Wednesday, February 17, 2010

Grad school for boys and girls

The manifestos against going to humanities grad school (which, like those against the skinny-models, are eternal) are often guilty of not differentiating between funded programs and non-, well-ranked ones and less so. But another angle they leave out, and that I hadn't really thought about until reading Matt Feeney's recent post and its comments, is gender. What difference does it make if the 22-year-old choosing between doctoral programs and whatever else is a man or a woman?

The 'plus' of being around undergrads that Feeney alludes to, then explains outright, is obviously somewhat gender-specific, as in, the presence of 19-year-old boys is of no particular advantage to most mid-20s straight women. Feeney writes of meeting his wife "when my dissertation was already finished... when she was a senior." This is not a situation I could imagine any of my female classmates finding themselves in. That said, the drawback of "'being poor through your late twenties'" (Feeney quoting a commenter) is probably a lot less pronounced for women than men. The market for well-read women who can make intelligent cocktail party chit-chat but who don't do anything that sounds too intimidating career-wise (and when I tell anyone what I study, and what my boyfriend does, take a guess whether it's French or astrophysics that gets the stunned silence) is surely greater than for our male equivalents. If the argument against humanities grad school is that it's basically a type of finishing-school, then that's in a sense an argument for grad school for women in urban areas looking to meet rich, possibly older, men.

Then there's the question of fertility, which for women we've decided ends at 21. Or, even if we're going with 35, grad school is reputed to keep women hostage till that age. Does being a grad student make marriage/kids in one's mid-20s less of an option? Or (as I suspect) is it just that the sort of people who go to grad school are the types who go to PhD programs are not typically the sort interested in either that young, or at all? Because plenty of couples are starting families on household incomes the same as mine without this being even a tiny bit tragic. If we the childless 26-year-old humanities grad students list income among the reasons we don't have kids, it's mainly because the people we know with kids make more than we do, either because they're already profs or because they work in a different field, and we associate having kids with already having a particular standard of living. And... if you're a girl grad-student who's parlayed your sophisticated non-intimidatingness into a hedge-fund beau, problem solved, assuming you're not dead set on taking that tenure-track job half a country away from Wall Street and are OK with teaching high school on the Upper East Side.

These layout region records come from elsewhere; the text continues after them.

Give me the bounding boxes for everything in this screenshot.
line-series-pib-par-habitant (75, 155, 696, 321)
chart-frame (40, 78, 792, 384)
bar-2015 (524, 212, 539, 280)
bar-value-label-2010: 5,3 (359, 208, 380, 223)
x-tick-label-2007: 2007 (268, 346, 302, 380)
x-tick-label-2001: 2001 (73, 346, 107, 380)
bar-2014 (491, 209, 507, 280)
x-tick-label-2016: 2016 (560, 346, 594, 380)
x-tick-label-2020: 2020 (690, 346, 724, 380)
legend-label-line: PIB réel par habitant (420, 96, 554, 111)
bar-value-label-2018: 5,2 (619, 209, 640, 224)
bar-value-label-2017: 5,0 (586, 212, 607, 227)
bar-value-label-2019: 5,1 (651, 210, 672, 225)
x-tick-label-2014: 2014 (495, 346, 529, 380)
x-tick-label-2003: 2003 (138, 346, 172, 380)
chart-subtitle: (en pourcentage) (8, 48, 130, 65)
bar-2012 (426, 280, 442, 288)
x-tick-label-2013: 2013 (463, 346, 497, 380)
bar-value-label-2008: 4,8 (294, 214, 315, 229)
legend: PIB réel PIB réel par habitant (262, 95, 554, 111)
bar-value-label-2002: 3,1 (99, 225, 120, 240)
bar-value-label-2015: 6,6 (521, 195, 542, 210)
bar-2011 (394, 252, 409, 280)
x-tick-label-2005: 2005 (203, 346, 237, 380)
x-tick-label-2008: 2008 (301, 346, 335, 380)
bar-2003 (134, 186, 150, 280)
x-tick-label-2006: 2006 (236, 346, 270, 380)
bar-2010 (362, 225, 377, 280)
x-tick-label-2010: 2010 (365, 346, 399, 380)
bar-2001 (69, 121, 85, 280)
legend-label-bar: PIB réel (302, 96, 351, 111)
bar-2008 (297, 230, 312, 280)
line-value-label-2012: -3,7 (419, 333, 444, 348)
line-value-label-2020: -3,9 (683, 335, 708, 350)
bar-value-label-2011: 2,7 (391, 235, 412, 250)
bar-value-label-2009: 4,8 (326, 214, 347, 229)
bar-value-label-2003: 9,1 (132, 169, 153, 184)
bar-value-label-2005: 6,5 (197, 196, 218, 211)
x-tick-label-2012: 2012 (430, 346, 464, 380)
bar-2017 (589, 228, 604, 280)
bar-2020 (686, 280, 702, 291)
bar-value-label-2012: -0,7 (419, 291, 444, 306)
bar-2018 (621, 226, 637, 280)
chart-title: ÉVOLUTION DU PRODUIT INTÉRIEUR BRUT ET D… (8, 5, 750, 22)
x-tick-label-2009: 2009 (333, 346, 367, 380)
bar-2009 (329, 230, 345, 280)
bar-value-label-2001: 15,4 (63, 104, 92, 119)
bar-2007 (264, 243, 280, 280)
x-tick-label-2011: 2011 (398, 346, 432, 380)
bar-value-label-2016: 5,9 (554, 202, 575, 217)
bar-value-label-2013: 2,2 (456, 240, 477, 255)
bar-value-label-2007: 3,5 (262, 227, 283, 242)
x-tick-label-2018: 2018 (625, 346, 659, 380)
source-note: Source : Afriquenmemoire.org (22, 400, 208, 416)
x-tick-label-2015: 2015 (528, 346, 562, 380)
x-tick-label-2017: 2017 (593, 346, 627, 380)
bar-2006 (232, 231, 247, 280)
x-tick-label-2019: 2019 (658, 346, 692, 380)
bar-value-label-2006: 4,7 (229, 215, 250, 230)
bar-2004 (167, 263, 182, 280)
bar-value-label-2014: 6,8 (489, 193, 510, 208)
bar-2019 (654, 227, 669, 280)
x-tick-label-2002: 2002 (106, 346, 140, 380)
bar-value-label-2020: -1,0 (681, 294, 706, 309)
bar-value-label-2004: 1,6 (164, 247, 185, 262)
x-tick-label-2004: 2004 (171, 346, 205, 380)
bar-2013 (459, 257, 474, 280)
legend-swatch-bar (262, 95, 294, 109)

Then there's the question of ego. In my limited experience of the world, those who enter grad school imagining a future of tenure, wood-paneling, and nubile acolytes, those who enter grad school because It Is Their Calling, because they are Intellectuals, these are in virtually all cases men. On the one hand, having this attitude towards grad school makes you an annoyance to fellow grad students, and leads to severe disappointment when The Job they are owed isn't there. But! It probably helps in terms of getting through grad school not to dwell too much on the Plan Bs. But! It helps, if you're not actually a genius, not to go through life convinced you are one, and since most of us, male and female alike, are nothing of the sort, here, women may have the advantage.


Matt said...

Most of this seems quite plausible (especially the bit about dating undergrads, though only grad students who had come immediately from undergrad seemed very interested in that even among the men when I was in grad school) but I wonder if its generally true that grad school women would, in general, be happy enough to marry a rich guy and teach high-school (or something.) I suppose if it has the advantage of being rich and living in New York city than maybe it's okay, though of course it's only a small fraction of grad students who are in NY, and the grad student women I knew, mostly in philosophy, classics, and History and Sociology of Science (they were all in the same building) were pretty intensely intellectual and didn't seem likely to be easily satisfied with such an option. Now, as a second-best it's certainly not terrible, but most seemed pretty clearly set on academic life.

Phoebe said...


If you include universities near NY, that's actually many, many grad students - and then there's the Bay Area... As for grad student women thinking like this, I don't think very many do, and all I know are "pretty intensely intellectual" as well. I don't know of anyone having intentionally sought out a wealthy man - things just sort of happen as they do. But my point was that, if we're taking the (perhaps a bit beyond) realist view that post-grad-school, options within academia are severely limited even for the best and most motivated students, these women and their male equivalents could well be teaching high school regardless. Basically, if the idea floating around is that grad school=poverty, this is one example of why that isn't necessarily the case, even for those who don't get tenure-track jobs. It's not the route I'd want for myself, but this is about male and female grad students in the broadest terms.